6. After asking about painting and audiences, how about a lighter question, I was wondering if you’d be willing to share a guilty pleasure with us, something that you really love that you think is truly dumb.
Oh man, I love this question. I have so many, so I’ll try to give you a nice variety across categories. I’m a huge fan of bad action movies, whether it’s a big budget one like the newest Rambo, or a B-movie like the more recent Steven Seagal stuff, or even lower end than that. I saw this really bad movie with Vince Vaughn where he’s playing this truck driver with super human strength who goes to prison for trafficking drugs. It’s called Brawl in Cell Block 99 – definitely one of the shittiest best movies I’ve seen in a while. He’s just punching through skulls and stuff like that. The Steven Seagal flicks are really weird because he has this strange love affair with Russia going on in his real life and that all plays out on screen in the new movies. He’s also like 70 and fat and can’t move anymore so the fight scenes are disastrous. I remember I watched a movie called Assault on Wall Street with my old roommate a while back where this guy basically has a Job-like experience in his life where his wife and kid die, he gets fired, loses his house, etc. And he just goes nuts and goes to a firm on Wall Street and shoots the entire place up. That one was pretty wild. I would consider myself a true connoisseur of the genre.
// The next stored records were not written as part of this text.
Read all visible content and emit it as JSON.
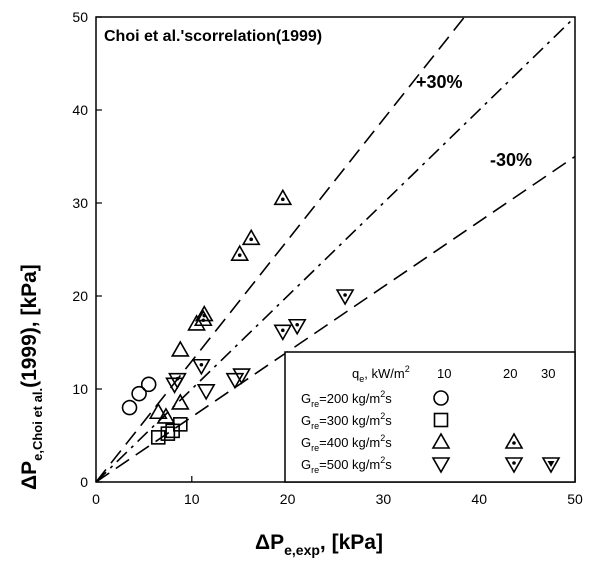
{
  "chart_data": {
    "type": "scatter",
    "title": "Choi et al.'scorrelation(1999)",
    "xlabel": {
      "main": "ΔP",
      "sub": "e,exp",
      "tail": ", [kPa]"
    },
    "ylabel": {
      "main": "ΔP",
      "sub": "e,Choi et al.",
      "tail": "(1999), [kPa]"
    },
    "xlim": [
      0,
      50
    ],
    "ylim": [
      0,
      50
    ],
    "xticks": [
      0,
      10,
      20,
      30,
      40,
      50
    ],
    "yticks": [
      0,
      10,
      20,
      30,
      40,
      50
    ],
    "grid": false,
    "reference_lines": [
      {
        "label": "+30%",
        "slope": 1.3,
        "style": "dashed"
      },
      {
        "label": "",
        "slope": 1.0,
        "style": "dashdot"
      },
      {
        "label": "-30%",
        "slope": 0.7,
        "style": "dashed"
      }
    ],
    "legend": {
      "placement": "bottom-right",
      "header": {
        "prefix": "q",
        "sub": "e",
        "suffix": ", kW/m",
        "sup": "2"
      },
      "columns": [
        "10",
        "20",
        "30"
      ],
      "rows": [
        {
          "prefix": "G",
          "sub": "re",
          "text": "=200 kg/m",
          "sup": "2",
          "tail": "s",
          "marker": "circle",
          "cols": [
            1,
            0,
            0
          ]
        },
        {
          "prefix": "G",
          "sub": "re",
          "text": "=300 kg/m",
          "sup": "2",
          "tail": "s",
          "marker": "square",
          "cols": [
            1,
            0,
            0
          ]
        },
        {
          "prefix": "G",
          "sub": "re",
          "text": "=400 kg/m",
          "sup": "2",
          "tail": "s",
          "marker": "triangle-up",
          "cols": [
            1,
            1,
            0
          ]
        },
        {
          "prefix": "G",
          "sub": "re",
          "text": "=500 kg/m",
          "sup": "2",
          "tail": "s",
          "marker": "triangle-down",
          "cols": [
            1,
            1,
            1
          ]
        }
      ]
    },
    "series": [
      {
        "name": "G=200 kg/m2s, q=10",
        "marker": "circle",
        "fill": "none",
        "points": [
          [
            3.5,
            8.0
          ],
          [
            4.5,
            9.5
          ],
          [
            5.5,
            10.5
          ]
        ]
      },
      {
        "name": "G=300 kg/m2s, q=10",
        "marker": "square",
        "fill": "none",
        "points": [
          [
            6.5,
            4.8
          ],
          [
            7.5,
            5.2
          ],
          [
            8.0,
            5.5
          ],
          [
            8.8,
            6.2
          ]
        ]
      },
      {
        "name": "G=400 kg/m2s, q=10",
        "marker": "triangle-up",
        "fill": "none",
        "points": [
          [
            6.5,
            7.5
          ],
          [
            7.3,
            7.0
          ],
          [
            8.8,
            8.5
          ],
          [
            8.8,
            14.2
          ],
          [
            10.5,
            17.0
          ]
        ]
      },
      {
        "name": "G=400 kg/m2s, q=20",
        "marker": "triangle-up",
        "fill": "dot",
        "points": [
          [
            11.2,
            17.5
          ],
          [
            11.3,
            18.0
          ],
          [
            15.0,
            24.5
          ],
          [
            16.2,
            26.2
          ],
          [
            19.5,
            30.5
          ]
        ]
      },
      {
        "name": "G=500 kg/m2s, q=10",
        "marker": "triangle-down",
        "fill": "none",
        "points": [
          [
            8.2,
            10.5
          ],
          [
            11.5,
            9.8
          ],
          [
            14.5,
            11.0
          ],
          [
            15.2,
            11.5
          ]
        ]
      },
      {
        "name": "G=500 kg/m2s, q=20",
        "marker": "triangle-down",
        "fill": "dot",
        "points": [
          [
            8.5,
            11.0
          ],
          [
            11.0,
            12.5
          ],
          [
            19.5,
            16.2
          ],
          [
            21.0,
            16.8
          ],
          [
            26.0,
            20.0
          ]
        ]
      }
    ]
  }
}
I also love Professional Wrestling. The WWE kind of sucks these days, but I’m into some of the new promotions that they have going like AEW and NWA. There will never be anything like the Attitude Era in WWF ever again, though. I’m a massive fan of Stone Cold Steve Austin. But I think probably the most overlooked character in the entire thing is Vince McMahon himself. He’s the epitome of being an over-the-top moron and I just can’t get enough.
I’ve got loads more like pop music and stuff like that, but we’ll leave that for another day.